Farmers' leader Peter Kendall has warned that a shortage of seasonal labour to harvest salad and vegetable crops will cost growers millions of pounds in lost income.

Farmers' leader Peter Kendall has warned that a shortage of seasonal labour to harvest salad and vegetable crops will cost growers millions of pounds in lost income.

He told the House of Lords select committee on economic affairs that government plans to cut the number of foreign seasonal workers next year will put the industry under acute strain.

Mr Kendall, president of the National Farmers' Union, said that agriculture and horticulture relied on a large number of seasonal workers, usually students in full-time education, to plant and harvest crops.

The Home Office will allow just 16,250 permits under the Seasonal Agricultural Workers Scheme (SAWS) next year - a reduction of about 5,000 on the current total. It insists that UK businesses must recruit from home and then from the EU because there is enough labour within the EU 27 member states to meet horticulture's needs.

Broadland farmer Richard Hirst, who is chairman of the NFU's horticulture board, said: “There is a real concern where true casual, seasonal labour is going to come from next year.

“It is a continual process of trying to explain to the Home Office that there is not the availability of EU nationals,” said Mr Hirst, of Ormesby, near Yarmouth.

“Poland has now opened its doors to Ukrainians and we're told that Polish people won't be coming over here. Well, how does that work out?

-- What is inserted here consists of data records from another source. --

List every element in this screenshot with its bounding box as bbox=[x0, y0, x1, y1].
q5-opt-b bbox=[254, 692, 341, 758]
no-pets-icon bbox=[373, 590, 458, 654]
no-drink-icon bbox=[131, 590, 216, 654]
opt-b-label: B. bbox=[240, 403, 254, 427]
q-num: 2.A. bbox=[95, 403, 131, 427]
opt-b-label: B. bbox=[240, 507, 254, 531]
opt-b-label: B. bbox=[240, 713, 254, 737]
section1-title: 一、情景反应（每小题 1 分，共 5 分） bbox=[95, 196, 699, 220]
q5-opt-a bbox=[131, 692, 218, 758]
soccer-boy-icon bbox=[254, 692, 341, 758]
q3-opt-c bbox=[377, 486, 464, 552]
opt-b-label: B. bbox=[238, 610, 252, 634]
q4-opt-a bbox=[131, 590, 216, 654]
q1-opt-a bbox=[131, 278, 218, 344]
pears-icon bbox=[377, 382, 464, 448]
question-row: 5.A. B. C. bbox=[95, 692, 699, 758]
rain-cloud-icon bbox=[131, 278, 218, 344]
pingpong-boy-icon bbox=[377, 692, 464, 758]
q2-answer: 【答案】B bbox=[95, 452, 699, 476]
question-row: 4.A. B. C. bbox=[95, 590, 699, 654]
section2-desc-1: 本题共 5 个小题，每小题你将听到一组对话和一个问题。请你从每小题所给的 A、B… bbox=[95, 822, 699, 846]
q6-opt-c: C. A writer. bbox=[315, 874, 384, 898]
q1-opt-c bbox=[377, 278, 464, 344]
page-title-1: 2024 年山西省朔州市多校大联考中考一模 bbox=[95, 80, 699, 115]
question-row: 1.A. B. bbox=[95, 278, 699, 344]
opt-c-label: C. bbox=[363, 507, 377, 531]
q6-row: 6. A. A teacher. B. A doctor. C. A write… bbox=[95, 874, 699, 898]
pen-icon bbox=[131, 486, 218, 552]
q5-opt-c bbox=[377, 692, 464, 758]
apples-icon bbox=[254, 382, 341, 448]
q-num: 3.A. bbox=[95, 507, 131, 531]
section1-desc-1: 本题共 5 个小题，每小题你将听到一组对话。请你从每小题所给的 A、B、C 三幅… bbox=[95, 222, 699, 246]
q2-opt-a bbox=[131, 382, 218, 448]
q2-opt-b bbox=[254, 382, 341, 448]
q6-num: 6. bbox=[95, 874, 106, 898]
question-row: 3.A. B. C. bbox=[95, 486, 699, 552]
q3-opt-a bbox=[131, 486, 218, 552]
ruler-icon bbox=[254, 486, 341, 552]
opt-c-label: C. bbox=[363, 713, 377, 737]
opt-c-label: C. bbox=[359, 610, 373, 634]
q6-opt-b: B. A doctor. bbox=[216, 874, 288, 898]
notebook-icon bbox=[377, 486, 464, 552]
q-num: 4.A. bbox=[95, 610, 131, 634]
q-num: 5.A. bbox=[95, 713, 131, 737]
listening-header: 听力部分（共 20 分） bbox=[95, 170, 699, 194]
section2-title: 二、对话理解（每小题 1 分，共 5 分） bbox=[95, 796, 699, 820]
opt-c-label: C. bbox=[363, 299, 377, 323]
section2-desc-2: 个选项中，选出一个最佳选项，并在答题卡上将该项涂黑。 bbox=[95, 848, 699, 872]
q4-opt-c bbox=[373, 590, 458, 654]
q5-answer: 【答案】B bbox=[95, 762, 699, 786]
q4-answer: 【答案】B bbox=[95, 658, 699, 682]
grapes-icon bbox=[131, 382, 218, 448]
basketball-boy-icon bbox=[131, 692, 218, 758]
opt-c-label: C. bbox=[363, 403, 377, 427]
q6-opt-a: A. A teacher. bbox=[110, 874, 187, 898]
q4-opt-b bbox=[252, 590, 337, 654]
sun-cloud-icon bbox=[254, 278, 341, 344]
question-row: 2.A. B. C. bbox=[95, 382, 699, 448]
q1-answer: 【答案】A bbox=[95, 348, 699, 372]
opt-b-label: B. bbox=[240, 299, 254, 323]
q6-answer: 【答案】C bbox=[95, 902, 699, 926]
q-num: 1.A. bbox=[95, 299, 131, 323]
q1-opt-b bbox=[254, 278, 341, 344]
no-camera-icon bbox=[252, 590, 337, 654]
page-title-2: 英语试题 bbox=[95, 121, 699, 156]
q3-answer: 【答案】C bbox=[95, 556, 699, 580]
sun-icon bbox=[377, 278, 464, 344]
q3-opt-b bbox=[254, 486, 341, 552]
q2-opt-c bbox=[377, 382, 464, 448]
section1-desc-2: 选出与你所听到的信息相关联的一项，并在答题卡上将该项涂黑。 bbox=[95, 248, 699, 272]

“There is this huge demand for six months of the year for that labour. This is happening at a time when suddenly, people have taken more interest where their food has come from and local supply.”

Mr Hirst, who is also a former Norfolk NFU chairman, said: “The soft-fruit industry was challenged seven or eight years ago to extend its season, which it has done jolly successfully. What will put a break on that may well be the lack of labour to plant and harvest crops.”

Mid-Norfolk farmer James Graham, who produces about 3,000 turkeys for Christmas at Thuxton, near Dereham, has relied on SAWS labour for the past four years.

He employs about eight or nine people to hand pluck and prepare Norfolk Black Turkeys, the breed which was saved from extinction by his grandfather, Frank Peele, in the late 1930s. “Without these workers it would be very difficult to process all our turkeys,” he added.

Mr Kendall said: “SAWS workers provide a valuable pool of labour for agricultural and horticultural businesses who are considered to be conscientious and hard working. Employers do try to recruit British labour but have limited success, with few of the workers remaining committed to continuing to work on their businesses.”

From next year, SAWS will only be opened to Bulgarians and Romanians who, after their six months' farm work in the UK, will be allowed to stay here.